Yahoo erhebt als erstes betroffenes Unternehmen Verfassungsbeschwerde gegen das kommende Leistungsschutzrecht. Netzpolitik zitiert aus der Pressemitteilung des Konzerns: "Das Grundgesetz verpflichtet den Staat zum Schutz der Informationsfreiheit und damit auch der Strukturen, die die Informationserlangung garantieren. Daher halten wir das Leistungsschutzrecht mit der im Grundgesetz garantierten Pressefreiheit (Art. 5 GG), ferner der Berufsfreiheit (Art. 12 GG) und dem Gleichheitsgrundsatz (Art. 3 GG) für unvereinbar. Nicht zuletzt sind wir der Ansicht, dass das Leistungsschutzrecht aufgrund seiner Unklarheit gegen das Bestimmtheitsgebot verstößt und dadurch zu einer unzumutbaren Rechtsunsicherheit führt."

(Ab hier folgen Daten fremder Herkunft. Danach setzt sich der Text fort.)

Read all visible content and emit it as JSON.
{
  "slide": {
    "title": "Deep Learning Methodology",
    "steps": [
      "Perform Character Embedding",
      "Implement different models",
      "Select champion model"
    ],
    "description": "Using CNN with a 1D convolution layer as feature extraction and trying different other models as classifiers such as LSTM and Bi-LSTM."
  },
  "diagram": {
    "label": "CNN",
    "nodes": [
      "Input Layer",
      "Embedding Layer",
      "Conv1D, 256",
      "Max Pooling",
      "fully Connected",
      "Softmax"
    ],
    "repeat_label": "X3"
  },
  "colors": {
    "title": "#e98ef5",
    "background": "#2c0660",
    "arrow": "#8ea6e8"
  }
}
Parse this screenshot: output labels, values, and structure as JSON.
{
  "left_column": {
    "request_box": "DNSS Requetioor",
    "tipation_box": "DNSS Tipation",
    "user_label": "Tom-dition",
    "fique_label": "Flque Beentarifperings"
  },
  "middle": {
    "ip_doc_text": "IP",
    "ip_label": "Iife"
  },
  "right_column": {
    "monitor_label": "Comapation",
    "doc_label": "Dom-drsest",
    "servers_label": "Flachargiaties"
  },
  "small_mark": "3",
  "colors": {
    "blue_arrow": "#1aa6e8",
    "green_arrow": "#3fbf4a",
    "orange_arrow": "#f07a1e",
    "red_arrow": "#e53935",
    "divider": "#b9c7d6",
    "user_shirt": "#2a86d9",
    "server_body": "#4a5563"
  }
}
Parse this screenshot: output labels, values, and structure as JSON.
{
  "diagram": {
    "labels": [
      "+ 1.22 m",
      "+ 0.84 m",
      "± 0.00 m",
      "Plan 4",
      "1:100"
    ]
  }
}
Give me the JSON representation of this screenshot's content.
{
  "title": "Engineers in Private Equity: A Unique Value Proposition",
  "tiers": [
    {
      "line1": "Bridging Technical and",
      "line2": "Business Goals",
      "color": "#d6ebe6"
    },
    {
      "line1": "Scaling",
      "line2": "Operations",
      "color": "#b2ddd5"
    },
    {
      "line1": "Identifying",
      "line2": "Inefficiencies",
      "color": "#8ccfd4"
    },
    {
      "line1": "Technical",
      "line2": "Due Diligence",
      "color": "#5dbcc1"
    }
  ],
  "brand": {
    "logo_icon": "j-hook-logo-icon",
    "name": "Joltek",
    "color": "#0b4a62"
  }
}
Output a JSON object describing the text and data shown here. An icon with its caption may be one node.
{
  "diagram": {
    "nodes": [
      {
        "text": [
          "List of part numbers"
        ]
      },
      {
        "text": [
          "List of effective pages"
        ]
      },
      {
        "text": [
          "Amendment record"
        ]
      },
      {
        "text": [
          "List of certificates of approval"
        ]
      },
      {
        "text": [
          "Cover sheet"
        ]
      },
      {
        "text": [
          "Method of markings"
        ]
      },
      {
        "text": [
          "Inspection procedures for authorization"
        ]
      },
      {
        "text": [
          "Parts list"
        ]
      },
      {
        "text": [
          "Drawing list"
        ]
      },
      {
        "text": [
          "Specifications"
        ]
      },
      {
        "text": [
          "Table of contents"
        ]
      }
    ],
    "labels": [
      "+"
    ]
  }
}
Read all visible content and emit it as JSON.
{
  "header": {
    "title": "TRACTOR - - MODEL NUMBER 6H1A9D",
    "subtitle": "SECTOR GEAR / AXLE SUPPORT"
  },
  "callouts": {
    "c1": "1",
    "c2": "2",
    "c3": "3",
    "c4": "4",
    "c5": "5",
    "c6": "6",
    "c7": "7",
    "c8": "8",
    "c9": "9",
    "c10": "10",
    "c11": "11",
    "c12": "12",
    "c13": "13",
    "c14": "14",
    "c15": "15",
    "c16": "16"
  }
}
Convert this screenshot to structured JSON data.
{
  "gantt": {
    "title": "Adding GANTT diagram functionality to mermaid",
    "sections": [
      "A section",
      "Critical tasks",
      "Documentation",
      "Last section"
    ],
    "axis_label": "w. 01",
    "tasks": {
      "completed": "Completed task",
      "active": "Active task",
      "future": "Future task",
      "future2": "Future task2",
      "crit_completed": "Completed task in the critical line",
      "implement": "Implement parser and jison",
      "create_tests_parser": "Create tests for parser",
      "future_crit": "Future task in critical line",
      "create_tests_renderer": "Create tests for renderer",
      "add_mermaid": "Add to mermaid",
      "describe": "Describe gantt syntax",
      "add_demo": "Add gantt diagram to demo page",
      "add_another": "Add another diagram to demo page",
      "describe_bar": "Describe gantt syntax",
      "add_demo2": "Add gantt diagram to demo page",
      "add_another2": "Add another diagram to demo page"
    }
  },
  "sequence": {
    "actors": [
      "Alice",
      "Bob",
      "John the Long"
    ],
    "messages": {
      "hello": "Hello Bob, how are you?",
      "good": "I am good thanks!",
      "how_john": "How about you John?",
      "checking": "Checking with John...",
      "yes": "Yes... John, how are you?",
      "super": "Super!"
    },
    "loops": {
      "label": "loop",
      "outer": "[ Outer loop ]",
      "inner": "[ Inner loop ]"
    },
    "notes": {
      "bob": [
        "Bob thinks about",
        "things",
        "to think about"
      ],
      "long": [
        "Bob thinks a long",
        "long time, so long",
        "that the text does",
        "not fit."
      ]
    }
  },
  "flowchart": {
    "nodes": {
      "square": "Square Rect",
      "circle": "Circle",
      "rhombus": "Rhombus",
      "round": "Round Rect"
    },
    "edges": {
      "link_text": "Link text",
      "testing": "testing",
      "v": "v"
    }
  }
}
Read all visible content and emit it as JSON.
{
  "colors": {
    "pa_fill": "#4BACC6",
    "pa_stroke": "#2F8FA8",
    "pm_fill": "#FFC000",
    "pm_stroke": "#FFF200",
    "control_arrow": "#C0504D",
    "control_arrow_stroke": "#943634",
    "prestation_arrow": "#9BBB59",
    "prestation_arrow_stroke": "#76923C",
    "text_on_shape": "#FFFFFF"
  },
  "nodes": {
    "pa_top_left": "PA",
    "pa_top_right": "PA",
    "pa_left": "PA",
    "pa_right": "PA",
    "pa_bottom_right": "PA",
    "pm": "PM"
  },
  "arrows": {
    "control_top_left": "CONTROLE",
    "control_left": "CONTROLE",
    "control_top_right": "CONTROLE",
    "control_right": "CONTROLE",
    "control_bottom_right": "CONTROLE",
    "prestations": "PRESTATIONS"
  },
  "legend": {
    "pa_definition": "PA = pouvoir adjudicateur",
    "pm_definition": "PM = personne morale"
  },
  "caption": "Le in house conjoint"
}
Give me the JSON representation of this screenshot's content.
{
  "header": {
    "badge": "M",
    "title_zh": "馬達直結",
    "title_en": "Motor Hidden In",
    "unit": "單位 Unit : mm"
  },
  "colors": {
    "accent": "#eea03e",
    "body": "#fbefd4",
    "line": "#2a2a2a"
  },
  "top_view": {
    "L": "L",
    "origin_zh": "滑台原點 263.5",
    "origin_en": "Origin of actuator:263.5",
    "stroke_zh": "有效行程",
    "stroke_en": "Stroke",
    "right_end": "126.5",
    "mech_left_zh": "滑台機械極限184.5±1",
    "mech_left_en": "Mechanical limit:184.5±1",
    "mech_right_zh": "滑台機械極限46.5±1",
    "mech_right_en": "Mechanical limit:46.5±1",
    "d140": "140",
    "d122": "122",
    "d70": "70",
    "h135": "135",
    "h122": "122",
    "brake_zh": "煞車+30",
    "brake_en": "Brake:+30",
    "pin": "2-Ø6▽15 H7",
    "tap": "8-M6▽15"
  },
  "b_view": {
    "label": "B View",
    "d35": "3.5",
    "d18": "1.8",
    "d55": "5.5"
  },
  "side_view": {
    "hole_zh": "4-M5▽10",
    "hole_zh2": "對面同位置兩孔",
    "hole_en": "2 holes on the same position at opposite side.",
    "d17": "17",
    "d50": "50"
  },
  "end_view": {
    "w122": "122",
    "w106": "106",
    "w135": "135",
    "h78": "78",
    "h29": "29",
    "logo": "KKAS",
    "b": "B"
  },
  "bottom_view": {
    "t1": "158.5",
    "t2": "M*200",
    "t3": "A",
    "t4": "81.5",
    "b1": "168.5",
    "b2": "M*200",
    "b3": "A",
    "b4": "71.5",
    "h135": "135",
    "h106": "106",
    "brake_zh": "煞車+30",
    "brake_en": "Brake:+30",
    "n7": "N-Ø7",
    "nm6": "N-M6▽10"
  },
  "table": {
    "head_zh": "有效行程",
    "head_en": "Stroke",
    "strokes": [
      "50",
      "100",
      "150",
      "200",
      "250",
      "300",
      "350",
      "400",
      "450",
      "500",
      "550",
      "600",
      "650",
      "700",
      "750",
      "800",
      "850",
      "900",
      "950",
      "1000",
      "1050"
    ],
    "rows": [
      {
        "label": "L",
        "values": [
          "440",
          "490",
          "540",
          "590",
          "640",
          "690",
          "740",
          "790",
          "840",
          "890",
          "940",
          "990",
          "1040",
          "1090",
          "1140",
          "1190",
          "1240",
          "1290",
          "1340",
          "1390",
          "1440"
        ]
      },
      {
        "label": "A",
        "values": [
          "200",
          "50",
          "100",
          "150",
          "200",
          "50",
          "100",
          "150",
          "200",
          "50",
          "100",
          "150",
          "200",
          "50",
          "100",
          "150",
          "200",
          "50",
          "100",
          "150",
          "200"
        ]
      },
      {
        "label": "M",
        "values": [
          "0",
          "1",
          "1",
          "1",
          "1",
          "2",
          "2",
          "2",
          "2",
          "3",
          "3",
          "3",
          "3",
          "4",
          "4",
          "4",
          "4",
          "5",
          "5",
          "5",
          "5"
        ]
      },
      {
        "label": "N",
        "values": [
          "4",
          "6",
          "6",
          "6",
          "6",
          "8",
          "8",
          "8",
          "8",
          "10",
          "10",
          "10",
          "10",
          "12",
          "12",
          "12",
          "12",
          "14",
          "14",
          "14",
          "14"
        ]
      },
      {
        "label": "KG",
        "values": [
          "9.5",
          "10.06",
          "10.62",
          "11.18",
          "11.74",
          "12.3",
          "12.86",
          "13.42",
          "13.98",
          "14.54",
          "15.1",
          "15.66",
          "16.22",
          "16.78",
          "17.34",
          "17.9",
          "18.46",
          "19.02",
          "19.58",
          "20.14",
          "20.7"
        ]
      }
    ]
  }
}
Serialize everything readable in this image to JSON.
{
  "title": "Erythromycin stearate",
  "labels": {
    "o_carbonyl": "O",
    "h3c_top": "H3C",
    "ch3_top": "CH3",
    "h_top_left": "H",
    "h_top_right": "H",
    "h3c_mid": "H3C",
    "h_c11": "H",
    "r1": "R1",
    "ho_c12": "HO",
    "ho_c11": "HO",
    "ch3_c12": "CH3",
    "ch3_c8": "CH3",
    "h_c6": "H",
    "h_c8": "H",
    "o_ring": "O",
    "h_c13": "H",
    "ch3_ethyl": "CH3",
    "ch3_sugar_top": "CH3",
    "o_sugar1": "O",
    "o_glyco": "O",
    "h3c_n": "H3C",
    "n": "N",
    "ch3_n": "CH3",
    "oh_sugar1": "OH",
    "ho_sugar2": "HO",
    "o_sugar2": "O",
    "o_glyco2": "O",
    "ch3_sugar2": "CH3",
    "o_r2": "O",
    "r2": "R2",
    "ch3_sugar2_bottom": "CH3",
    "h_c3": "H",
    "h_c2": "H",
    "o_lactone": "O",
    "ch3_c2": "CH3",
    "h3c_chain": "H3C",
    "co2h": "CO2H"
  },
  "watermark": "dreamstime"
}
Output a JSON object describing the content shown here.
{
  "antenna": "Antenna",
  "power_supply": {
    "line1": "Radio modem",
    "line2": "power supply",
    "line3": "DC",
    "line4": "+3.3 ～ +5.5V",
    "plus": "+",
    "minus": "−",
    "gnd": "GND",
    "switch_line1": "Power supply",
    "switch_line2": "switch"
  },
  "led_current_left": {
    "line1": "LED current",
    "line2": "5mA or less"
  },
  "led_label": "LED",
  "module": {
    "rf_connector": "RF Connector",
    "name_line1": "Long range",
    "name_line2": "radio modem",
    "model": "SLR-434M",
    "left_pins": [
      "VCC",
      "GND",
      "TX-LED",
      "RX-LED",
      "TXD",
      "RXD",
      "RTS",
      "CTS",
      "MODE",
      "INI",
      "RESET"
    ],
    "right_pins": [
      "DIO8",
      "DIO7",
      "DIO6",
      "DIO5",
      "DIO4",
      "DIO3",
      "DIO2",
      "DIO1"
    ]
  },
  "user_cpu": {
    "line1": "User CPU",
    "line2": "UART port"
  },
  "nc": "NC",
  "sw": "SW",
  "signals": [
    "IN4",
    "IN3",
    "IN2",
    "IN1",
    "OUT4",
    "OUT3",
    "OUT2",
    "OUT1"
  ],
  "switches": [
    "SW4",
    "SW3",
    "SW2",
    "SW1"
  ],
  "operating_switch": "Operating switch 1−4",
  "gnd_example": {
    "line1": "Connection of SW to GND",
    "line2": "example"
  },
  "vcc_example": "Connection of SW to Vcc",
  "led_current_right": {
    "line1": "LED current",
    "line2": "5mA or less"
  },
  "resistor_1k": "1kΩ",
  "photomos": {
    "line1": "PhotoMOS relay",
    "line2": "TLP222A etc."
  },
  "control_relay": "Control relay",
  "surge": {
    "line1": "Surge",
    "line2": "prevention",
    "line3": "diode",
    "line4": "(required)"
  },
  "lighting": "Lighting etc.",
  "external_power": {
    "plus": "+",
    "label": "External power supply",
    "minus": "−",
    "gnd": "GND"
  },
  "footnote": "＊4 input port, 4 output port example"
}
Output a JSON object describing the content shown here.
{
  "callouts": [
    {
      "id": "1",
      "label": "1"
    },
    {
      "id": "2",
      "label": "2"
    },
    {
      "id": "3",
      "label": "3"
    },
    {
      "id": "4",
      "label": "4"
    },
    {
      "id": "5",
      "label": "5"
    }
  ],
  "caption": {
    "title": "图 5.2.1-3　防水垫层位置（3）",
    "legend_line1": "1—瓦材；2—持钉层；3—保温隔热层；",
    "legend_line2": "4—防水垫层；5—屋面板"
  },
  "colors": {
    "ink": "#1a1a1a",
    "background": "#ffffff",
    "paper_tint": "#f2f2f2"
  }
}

Die digitale Ökonomie neigt zur Monopolbildung, meint der Vorsitzende der Monopolkommission Daniel Zimmer auf Zeit Online, aber da die Monopole oft nur von kurzer Dauer sind, hält er Google markttechnisch nicht für gefährlich: "Wir raten aber zum gegenwärtigen Zeitpunkt davon ab, mit sehr drastischen Mitteln wie der Zerschlagung von Unternehmen zu operieren. Und wir gehen davon aus, dass die Menschen freiwillig eine bestimmte Suchmaschine benutzen und im Prinzip zu einer anderen wechseln können."

Im Tagesspiegel erklärt Christopher Ziedler ausführlich, warum es nun möglicherweise doch zu einem europäischen Kartellverfahren gegen Google kommen könnte.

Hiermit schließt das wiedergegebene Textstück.